26 pdf document summarizer by Franci-343 · Pull Request #39 · Cyborg-Network/Oxtools

Franci-343 · 2026-05-26T19:51:54Z

Oxtools Submission

Project name: [PDF / Document Summarizer]
Contributor: [@Franci-343]

What does this tool do?

The PDF document summarizer processes files in multiple formats (PDF, Word, Excel, CSV, text, or images) and generates a structured report with a summary, key findings, action items, risk factors, and a data table. It works by dividing the document into fragments, summarizing them in parallel, extracting key entities and figures, and finally synthesizing all the information using the Oxlo API.

Submission checklist

Check every box before requesting a review. Unchecked items will result in the PR being sent back.

Structure

My project is in its own directory under projects/[my-project-name]/
I have not placed any files directly in the repository root

Required files

Dockerfile is present and docker build . succeeds
docker-compose.yml is present and docker compose up starts the app
oxlo-manifest.json is present and all fields are filled in
.env.example lists every environment variable the project needs (with empty values)
README.md is present with setup instructions a reviewer can follow exactly

Security

No API keys, private keys, or secrets are hardcoded anywhere in the codebase
My actual .env file is not included in this PR
I have verified my diff with git grep -i "api_key" and found no leaks

Oxlo API

The tool makes at least one functional call to the Oxlo API
The API key is read from the OXLO_API_KEY environment variable

For maintainers

Security scan passed — no secrets in diff
docker build . succeeded locally
docker compose up ran successfully and app is reachable
Oxlo API integration verified
Approved for merge

vercel · 2026-05-26T19:51:59Z

The latest updates on your projects. Learn more about Vercel for GitHub.

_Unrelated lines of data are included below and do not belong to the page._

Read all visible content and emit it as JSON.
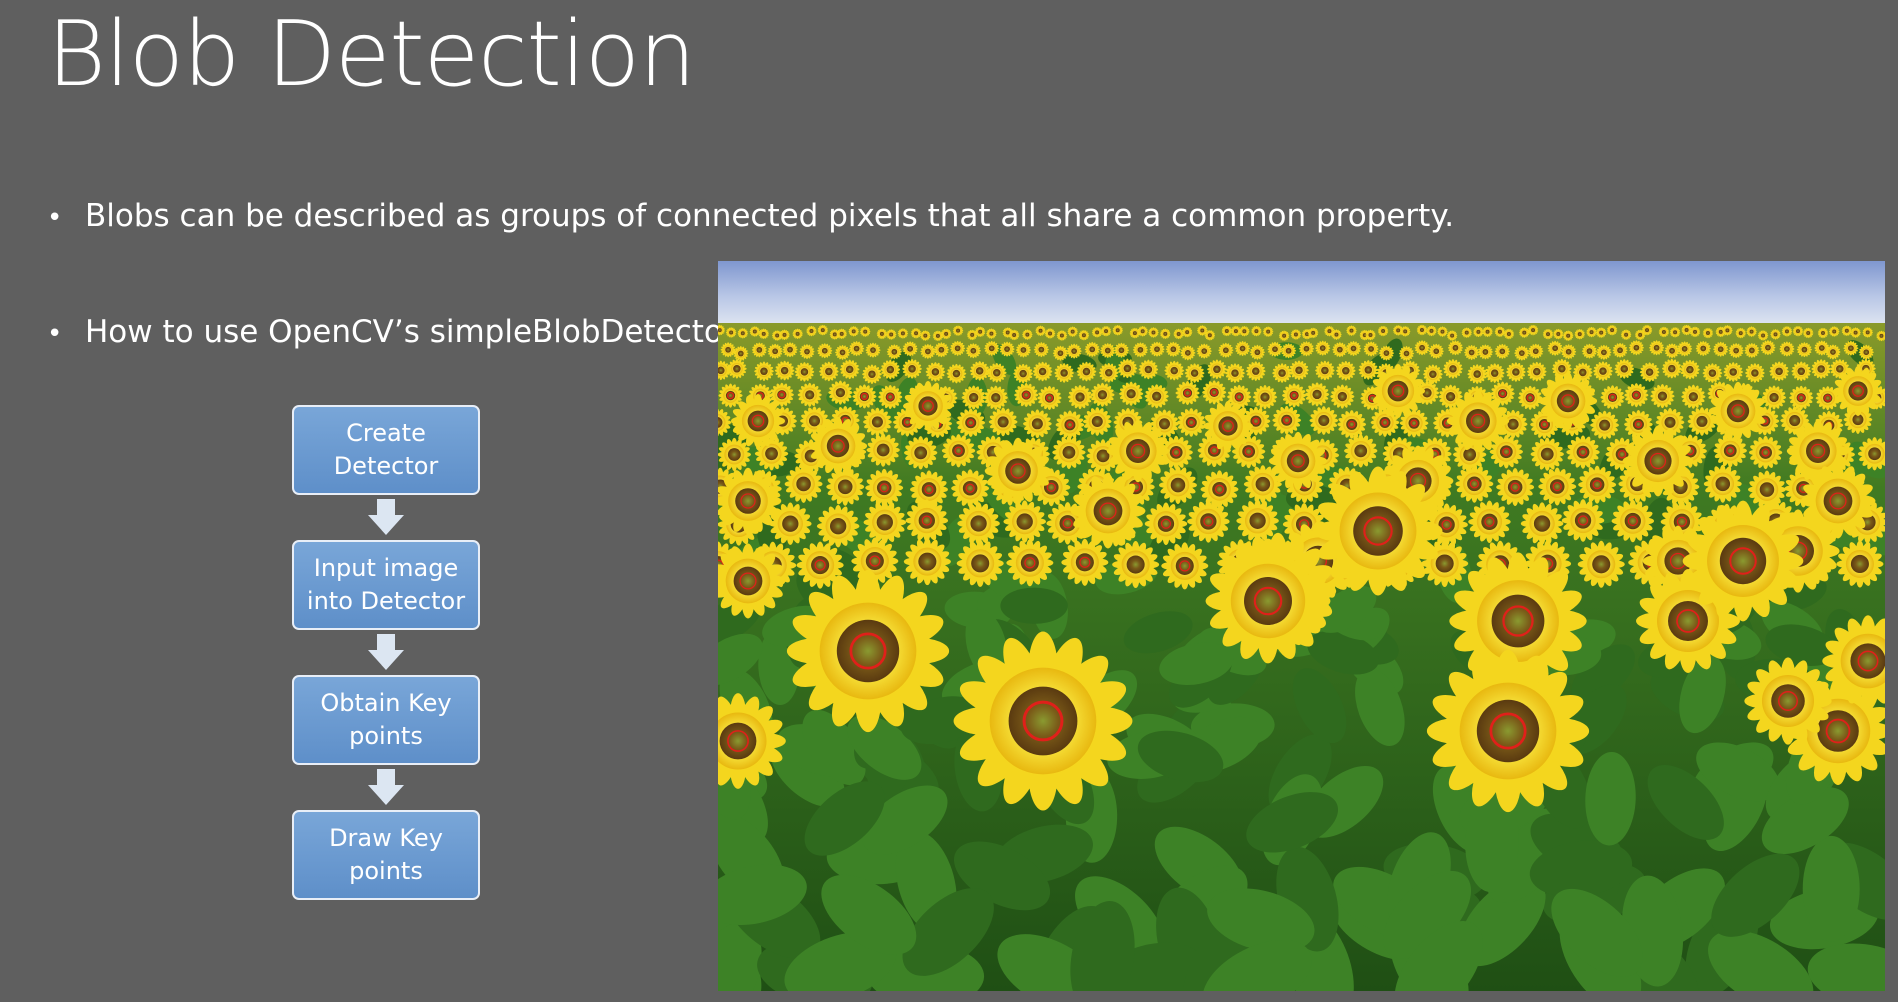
{
  "slide": {
    "title": "Blob Detection",
    "bullets": [
      "Blobs can be described as groups of connected pixels that all share a common property.",
      "How to use OpenCV’s simpleBlobDetector?"
    ],
    "bullet_glyph": "•"
  },
  "flowchart": {
    "steps": [
      "Create\nDetector",
      "Input image\ninto Detector",
      "Obtain Key\npoints",
      "Draw Key\npoints"
    ],
    "arrow_icon": "down-arrow-icon"
  },
  "photo": {
    "subject": "sunflower-field-icon",
    "keypoint_color": "#e0201a"
  },
  "colors": {
    "background": "#5f5f5f",
    "box_fill": "#6a9bd1",
    "box_border": "#e8eef7",
    "arrow_fill": "#dce6f2"
  }
}
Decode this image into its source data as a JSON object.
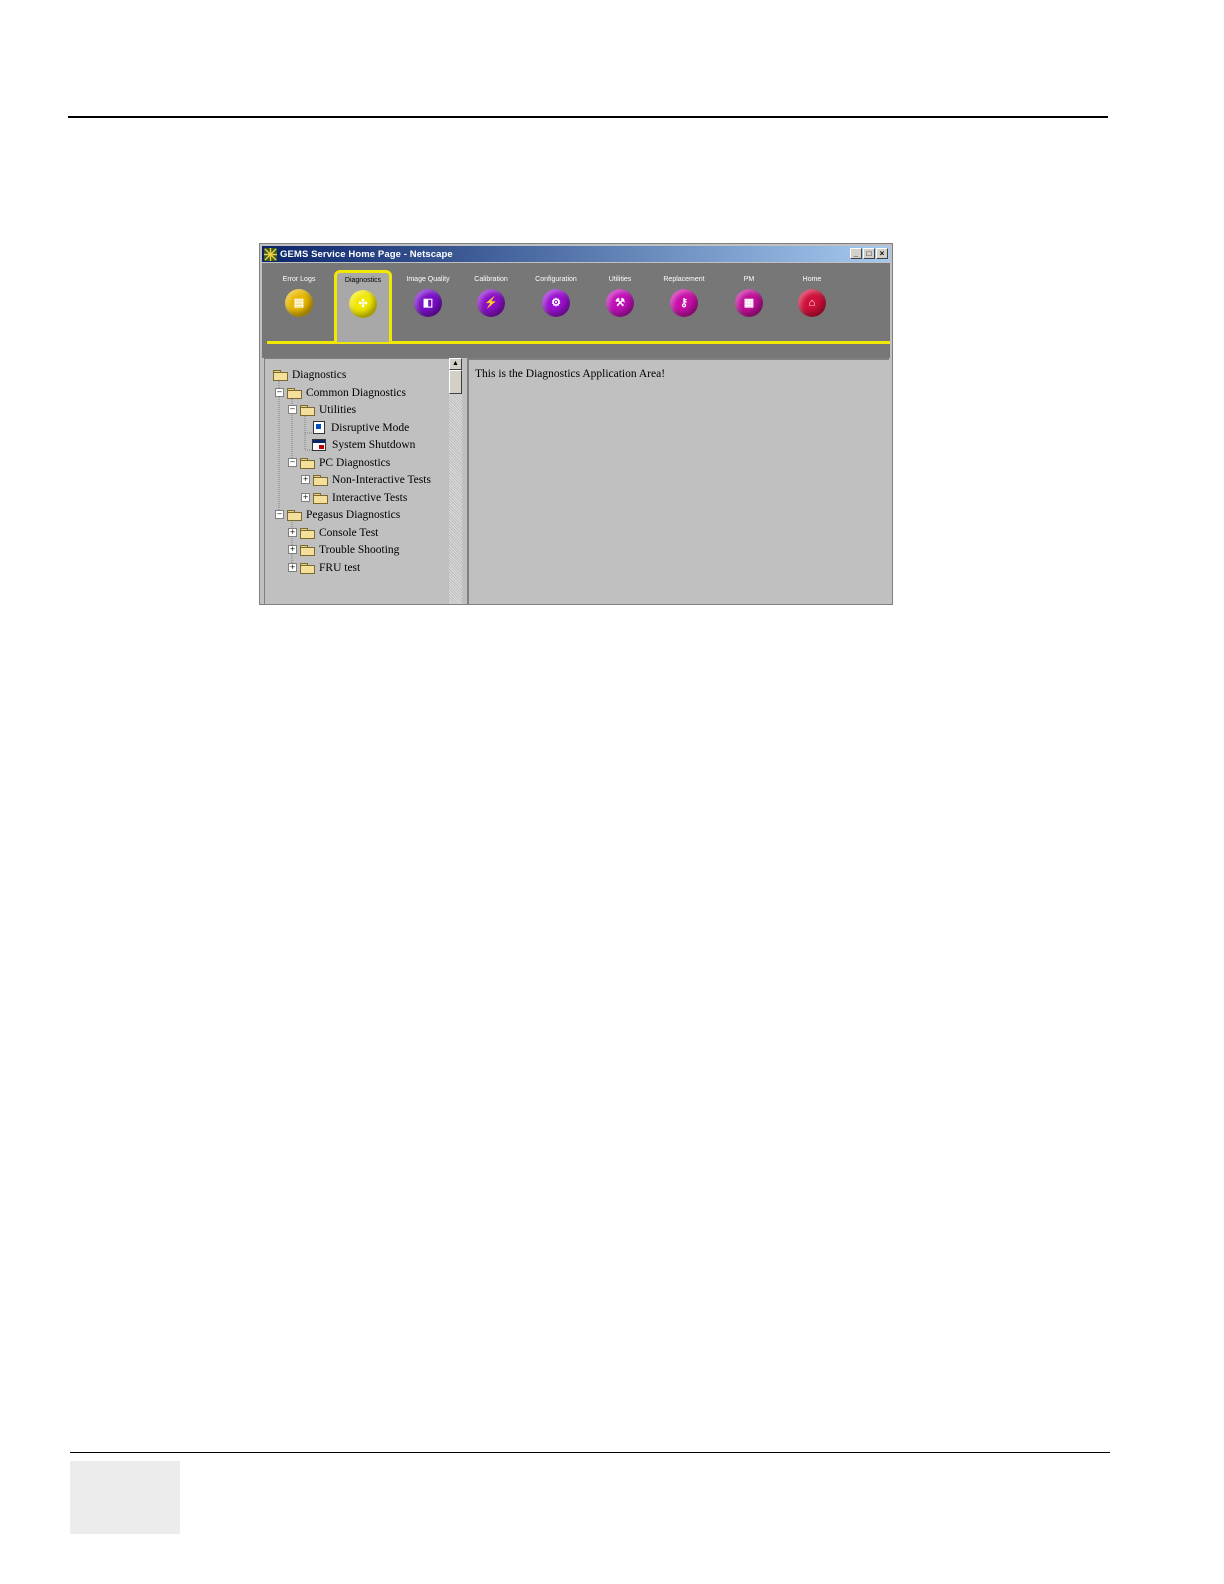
{
  "window": {
    "title": "GEMS Service Home Page - Netscape",
    "controls": [
      "_",
      "□",
      "×"
    ]
  },
  "toolbar": {
    "tools": [
      {
        "label": "Error Logs",
        "color": "#e8b800",
        "icon": "log-icon",
        "active": false
      },
      {
        "label": "Diagnostics",
        "color": "#f0e800",
        "icon": "diagnostics-icon",
        "active": true
      },
      {
        "label": "Image Quality",
        "color": "#7a10c8",
        "icon": "image-quality-icon",
        "active": false
      },
      {
        "label": "Calibration",
        "color": "#8a10c8",
        "icon": "calibration-icon",
        "active": false
      },
      {
        "label": "Configuration",
        "color": "#9a10d0",
        "icon": "configuration-icon",
        "active": false
      },
      {
        "label": "Utilities",
        "color": "#c010b8",
        "icon": "utilities-icon",
        "active": false
      },
      {
        "label": "Replacement",
        "color": "#c810a8",
        "icon": "replacement-icon",
        "active": false
      },
      {
        "label": "PM",
        "color": "#c01098",
        "icon": "pm-icon",
        "active": false
      },
      {
        "label": "Home",
        "color": "#d0103a",
        "icon": "home-icon",
        "active": false
      }
    ],
    "accent_color": "#f0e800"
  },
  "tree": {
    "items": [
      {
        "label": "Diagnostics",
        "icon": "folder-open-icon"
      },
      {
        "label": "Common Diagnostics",
        "icon": "folder-open-icon",
        "expander": "−"
      },
      {
        "label": "Utilities",
        "icon": "folder-open-icon",
        "expander": "−"
      },
      {
        "label": "Disruptive Mode",
        "icon": "document-icon"
      },
      {
        "label": "System Shutdown",
        "icon": "window-icon"
      },
      {
        "label": "PC Diagnostics",
        "icon": "folder-open-icon",
        "expander": "−"
      },
      {
        "label": "Non-Interactive Tests",
        "icon": "folder-icon",
        "expander": "+"
      },
      {
        "label": "Interactive Tests",
        "icon": "folder-icon",
        "expander": "+"
      },
      {
        "label": "Pegasus Diagnostics",
        "icon": "folder-open-icon",
        "expander": "−"
      },
      {
        "label": "Console Test",
        "icon": "folder-icon",
        "expander": "+"
      },
      {
        "label": "Trouble Shooting",
        "icon": "folder-icon",
        "expander": "+"
      },
      {
        "label": "FRU test",
        "icon": "folder-icon",
        "expander": "+"
      }
    ]
  },
  "app_area": {
    "text": "This is the Diagnostics Application Area!"
  }
}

Project	Deployment	Actions	Updated (UTC)
oxtools	Ready	Preview, Comment	May 27, 2026 9:37pm

oxlo-ai

OxBot Review

This PR introduces a PDF/document summarizer that processes multiple file formats (PDF, Word, Excel, CSV, images) through a Tier 2 Python backend with a custom frontend upload component. While the feature set is ambitious and the Python pipeline shows good modularization, the implementation suffers from significant architectural inconsistencies, mixing core platform modifications with community-project claims. Critical issues span both frontend and backend: the React page is bloated with business logic and security risks, the Python service has incomplete dependencies and API contract mismatches, and shared platform types are polluted with format-specific extensions. Performance bottlenecks appear on both sides, from client-side main-thread processing to repeated spaCy model loading and synchronous blocking in async generators. Collectively, these issues prevent the PR from being mergeable without substantial restructuring.

Notes

Clarify whether this is a core platform Tier 2 tool or a standalone community project under projects/; the current structure mixes both, modifying core app files while claiming to be a community submission.
The frontend-backend contract is inconsistent: the UI invents a pdf-drop input type while the Python service accepts four different document keys, and the FastAPI endpoint must handle both dict errors and async generators.
Heavy document processing should not happen on the main browser thread; either move all parsing to the Python backend or use Web Workers, and avoid dynamic CDN script injection without integrity checks.
The shared platform type system should remain generic; introduce a standard file/files input with optional MIME-type restrictions rather than hardcoding format-specific union members.
The Python service is not runnable as-is due to critically incomplete dependencies and performance anti-patterns such as reloading NLP models per fragment and blocking the async event loop.
Add unit tests for the Python preprocessor and extractor, particularly for edge cases like short pages, empty inputs, and malformed documents.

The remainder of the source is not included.